A chegada ao fim do ano é já a de uma prática política que mereça o seu prêmio, sempre mal lido pelos panteões sôfregos do sucesso de um governo. Pela bolsa-família e sua irradiação, pela acolhida reforçada de Lula no Brasil de base, pela perda de pé das dramatizações mediáticas, o real concreto parece garantir-se do passo adiante. Apesar do que até diga Lula, em função do que porta como testemunho da sintonia medular de um outro Brasil e força da sua dessofisticação às vertigens, agonias do "Brasil-bem", indignado, repetido.
O "Lula-lá" não é garantia do passo adiante. Mas o presidente garantiu o recado que lhe compete, mesmo à margem do seu discurso. Ou do que, mais que sabe, sabe o País que o respalda.
A presente crise política vivia, até há pouco, respaldada por um paradoxo-base: implodia o PT diante do País, mas se mantinha segura a popularidade de Lula.
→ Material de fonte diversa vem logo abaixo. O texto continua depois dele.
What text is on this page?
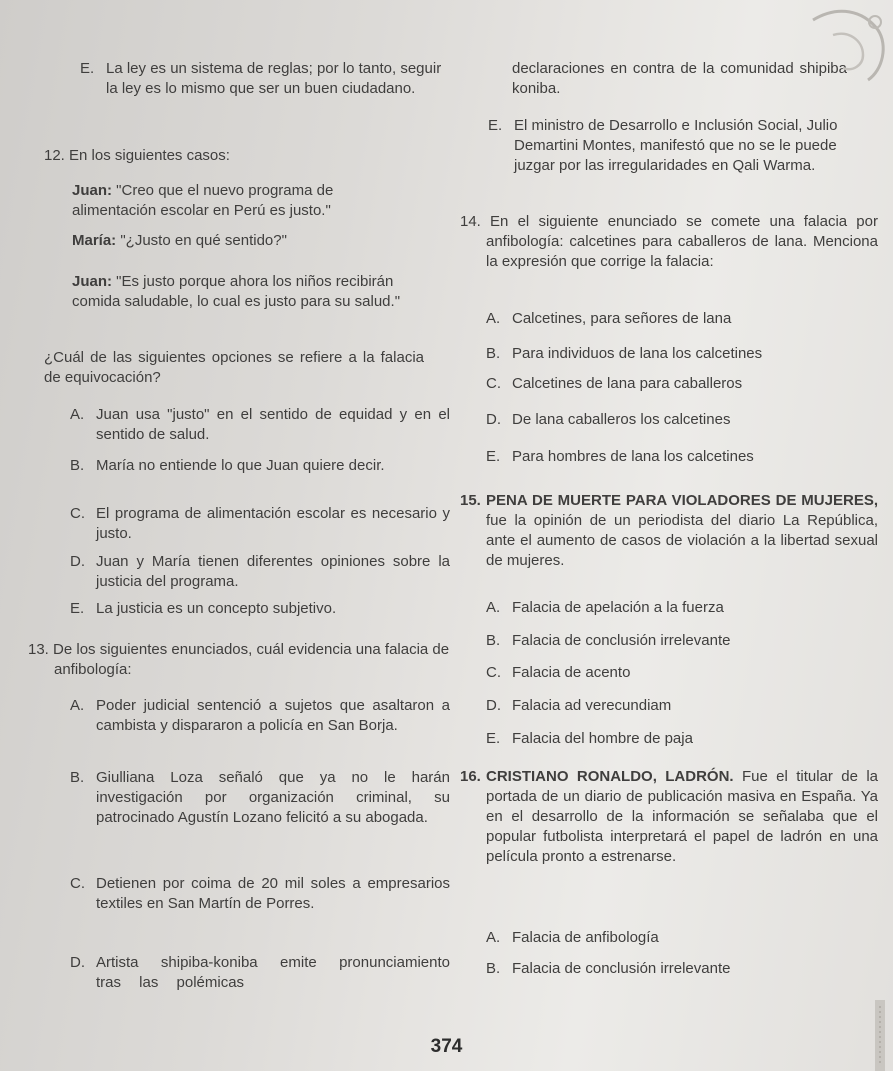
E. La ley es un sistema de reglas; por lo tanto, seguir la ley es lo mismo que ser un buen ciudadano.
12. En los siguientes casos:
Juan: "Creo que el nuevo programa de alimentación escolar en Perú es justo."
María: "¿Justo en qué sentido?"
Juan: "Es justo porque ahora los niños recibirán comida saludable, lo cual es justo para su salud."
¿Cuál de las siguientes opciones se refiere a la falacia de equivocación?
A. Juan usa "justo" en el sentido de equidad y en el sentido de salud.
B. María no entiende lo que Juan quiere decir.
C. El programa de alimentación escolar es necesario y justo.
D. Juan y María tienen diferentes opiniones sobre la justicia del programa.
E. La justicia es un concepto subjetivo.
13. De los siguientes enunciados, cuál evidencia una falacia de anfibología:
A. Poder judicial sentenció a sujetos que asaltaron a cambista y dispararon a policía en San Borja.
B. Giulliana Loza señaló que ya no le harán investigación por organización criminal, su patrocinado Agustín Lozano felicitó a su abogada.
C. Detienen por coima de 20 mil soles a empresarios textiles en San Martín de Porres.
D. Artista shipiba-koniba emite pronunciamiento tras las polémicas
declaraciones en contra de la comunidad shipiba-koniba.
E. El ministro de Desarrollo e Inclusión Social, Julio Demartini Montes, manifestó que no se le puede juzgar por las irregularidades en Qali Warma.
14. En el siguiente enunciado se comete una falacia por anfibología: calcetines para caballeros de lana. Menciona la expresión que corrige la falacia:
A. Calcetines, para señores de lana
B. Para individuos de lana los calcetines
C. Calcetines de lana para caballeros
D. De lana caballeros los calcetines
E. Para hombres de lana los calcetines
15. PENA DE MUERTE PARA VIOLADORES DE MUJERES, fue la opinión de un periodista del diario La República, ante el aumento de casos de violación a la libertad sexual de mujeres.
A. Falacia de apelación a la fuerza
B. Falacia de conclusión irrelevante
C. Falacia de acento
D. Falacia ad verecundiam
E. Falacia del hombre de paja
16. CRISTIANO RONALDO, LADRÓN. Fue el titular de la portada de un diario de publicación masiva en España. Ya en el desarrollo de la información se señalaba que el popular futbolista interpretará el papel de ladrón en una película pronto a estrenarse.
A. Falacia de anfibología
B. Falacia de conclusión irrelevante
374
As pesquisas de meados de agosto de 2005, porém, mostraram que esses índices de apoio ao presidente haviam caído e vulnerado as perspectivas, dadas como certas, da reeleição.
A pergunta, portanto, é nova: a desconfiança da chamada "opinião pública" começa a penetrar o País de base, e suporte de Lula? Até onde ela mina a virada de página do Brasil? É contaminação restrita desse País primordial, contível, ou a crise chegou ao inconsciente social, dissolvendo a diferença que representa a opção eleitoral petista?
O essencial, neste momento, é saber se a corrupção endêmica, sistemática, invalidou a expectativa de mudança ou se ela ainda se mantém no âmbito do a-que-veio Lula e da lógica mais funda que sancionou a vitória de 2002.
A se confirmar isso, não se trata apenas de uma oportunidade que a Nação pode ter perdido, mas a desconstituição da instância, única, de associar-se o País desmunido ao Brasil instalado. E nesse caso Lula não pode esquecer que o mandato pertence a um inconsciente coletivo e ele, que porta quase que sonâmbulo o seu encargo, só logrará levá-lo adiante, independentemente do partido, tanto quanto mantiver a força simbólica do impulso primordial.
Contudo, não se retorna a essa expectativa, em que se decantaram os últimos 30 anos da mobilização petista, como se se pudesse adiar a esperança de base ou como se a autenticidade do partido ficasse vinculada à própria purificação ou à sua refundação. A "razão de ser" dessa alternativa permanece, toda, na dependência de Lula.
Em meio à reivindicação moralista, o partido se volatiliza, esquecido de que o País não pode ficar à mercê do eterno retorno à pureza das repartidas? Não há um recomeço para o PT, tampouco poderá retomar a tarefa, a não ser que, de fato, retorne à radicalidade da proposta de mudança. A história não se descontamina para avançar, mas nasce de todas as suas contradições. Há um PT já, ou um PT nunca, esfacelado em tantos corpúsculos ou futuros partidos nanicos, devorados pela detergência de uma ética desligada de seu compromisso coletivo.
É este, ainda, o momento de refundação, em que se arranca para um novo país e em que, de vez, se definem os supostos de seu sucesso. E não há como ver o futuro apenas, tal como ressaltam os tucanos, como o harmonioso jogo de alternâncias em que se avança e se recua na história, aceitando-se, em última análise, uma inevitável reimersão no status quo. Esse seria o cenário para a mudança, além das eternas condições favoráveis para a esperada alternativa à inércia do presente.
Não se reconhece, entretanto, a nitidez desse rumo no passo à frente do Planalto. Avança com ou sem o PT, para a conservação de seu ímpeto junto ao País de base? Tal dilema passa pelo decidir-se entre aceitar a crítica do moralismo para relegitimar o partido que vá adiante ou, realisticamente, descartar as purgas e se consolidar pelo passo à frente, confiando na safra colhida pela estabilidade a qualquer custo, na aparente rendição à política econômico-financeira anterior. A posterior recuperação nítida da popularidade presidencial, no começo de novembro, mostra, afinal, a permanência do núcleo de base do regime. O recrudescimento das novas acusações já vai ao inverossímil e, sobretudo, o País se cansa da crise, em contraste com o seu desempenho econômico e social.